Hands-on First Look: new iPod nano

Although the first two generations of iPod nano differed significantly in styling, those differences were minimal in comparison to the facelift the nano has seen in its third generation. The new iPod nano is shorter and thicker left to right, and now sports not only video playback and games, but also features a new operating system which includes cover flow and a new split-screen interface.


Apple CEO Steve Jobs demonstrates the new iPod nano during his 9.05.07 presentation

While retaining the now-familiar click-wheel as its physical interface, the nano has seen major fundamental changes to the rest of its physicality. Gone is the white plastic on the nano’s top and bottom, with the front and back metal meeting each other directly on the top, bottom, and sides. The iPod’s traditional mirrored chrome backside, which was phased out with the second generation nano, makes a return here. But the brushed metal aluminum of the 2G nano is retained on the new nano’s front face. The Hold switch is now located on the bottom of the nano, and the design of the switch is borrowed from the 2G iPod shuffle. This move results, for the first time, in the nano’s top having no ports or controls whatsoever.

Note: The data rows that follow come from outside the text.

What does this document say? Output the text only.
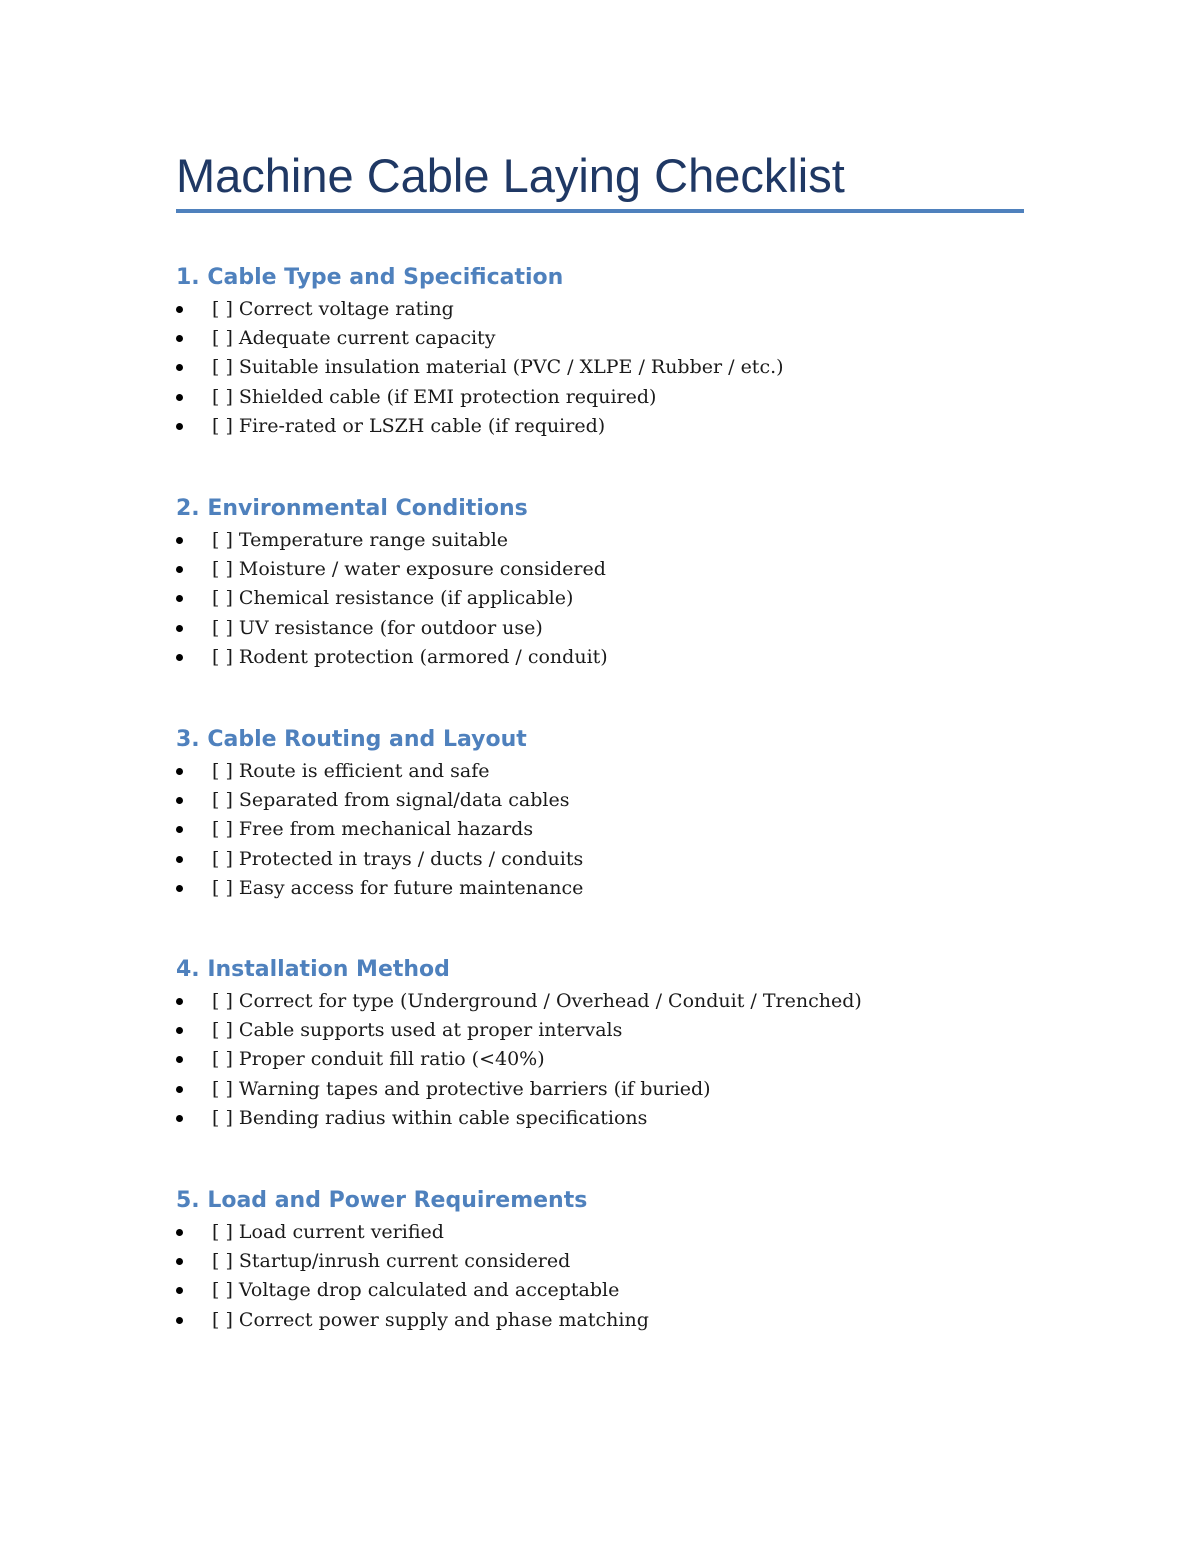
Machine Cable Laying Checklist
1. Cable Type and Specification
[ ] Correct voltage rating
[ ] Adequate current capacity
[ ] Suitable insulation material (PVC / XLPE / Rubber / etc.)
[ ] Shielded cable (if EMI protection required)
[ ] Fire-rated or LSZH cable (if required)
2. Environmental Conditions
[ ] Temperature range suitable
[ ] Moisture / water exposure considered
[ ] Chemical resistance (if applicable)
[ ] UV resistance (for outdoor use)
[ ] Rodent protection (armored / conduit)
3. Cable Routing and Layout
[ ] Route is efficient and safe
[ ] Separated from signal/data cables
[ ] Free from mechanical hazards
[ ] Protected in trays / ducts / conduits
[ ] Easy access for future maintenance
4. Installation Method
[ ] Correct for type (Underground / Overhead / Conduit / Trenched)
[ ] Cable supports used at proper intervals
[ ] Proper conduit fill ratio (<40%)
[ ] Warning tapes and protective barriers (if buried)
[ ] Bending radius within cable specifications
5. Load and Power Requirements
[ ] Load current verified
[ ] Startup/inrush current considered
[ ] Voltage drop calculated and acceptable
[ ] Correct power supply and phase matching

The new iPod nano up close

The new nano from the back

The third generation nano comes in a choice of five colors, but the bright red, blue, and green of the previous generation have been replaced with comparatively subdued pastel shades of those three colors. The black and silver models remain, but pink has made its exit from the nano lineup. The $149 silver-only model has doubled in capacity from two gigabytes to four, the $199 model has doubled from four to eight and can be had in any of the five new colors, and there is no longer a $249 model.


Two of the new nano’s five colors

The nano’s Hold switch is now on the bottom left

In the brief amount of time we were able to spend with the nano’s new interface at the Apple Event, it looked and felt like something of a hybrid between the iPhone interface and the traditional iPod interface, with no definitive indication as to which of the two the new interface is based upon. While the much touted cover flow interface has indeed been ported from the iPhone to the nano, perhaps the more significant (and useful) mode on the nano involved a split-screen view, with the track listing on the left and the preview artwork on the right.


For size comparison, the new nano next to a credit card

Eight gigabytes either way: the iPhone and the new nano

The nano continues to offer twenty-four hours of battery life for audio (which in our hands-on tests of the previous generation held true in the real world), and Apple reports that the new nano will offer five hours of battery life while watching video. An Apple representative confirmed that the screen on the new nano is made of the same material (and thus the same level of scratch resistance) as the old nano, and does not in fact employ the more durable screen found on the iPhone.


KT Tunstall, Steve Jobs, and the Chairman of Starbucks examine the new iPod nano

iProng will have the new iPod nano in-house this weekend and will have a full comprehensive hands-on review published on Monday, so we’ll keep this brief, but we did want to bring you a hands-on first look on the day the product was released. Our key questions during testing will be the relative usability of the new on-screen interface, the practicality of the new physical dimensions in real-world use, whether the return of the mirrored backside means a return to complaints of being too scratch-prone, and the practicality of watching video on a screen that’s a half inch smaller than that of the video iPod.

More photos from Apple’s Media Event can be found here.

Pricing and availability: currently available for $149 to $199.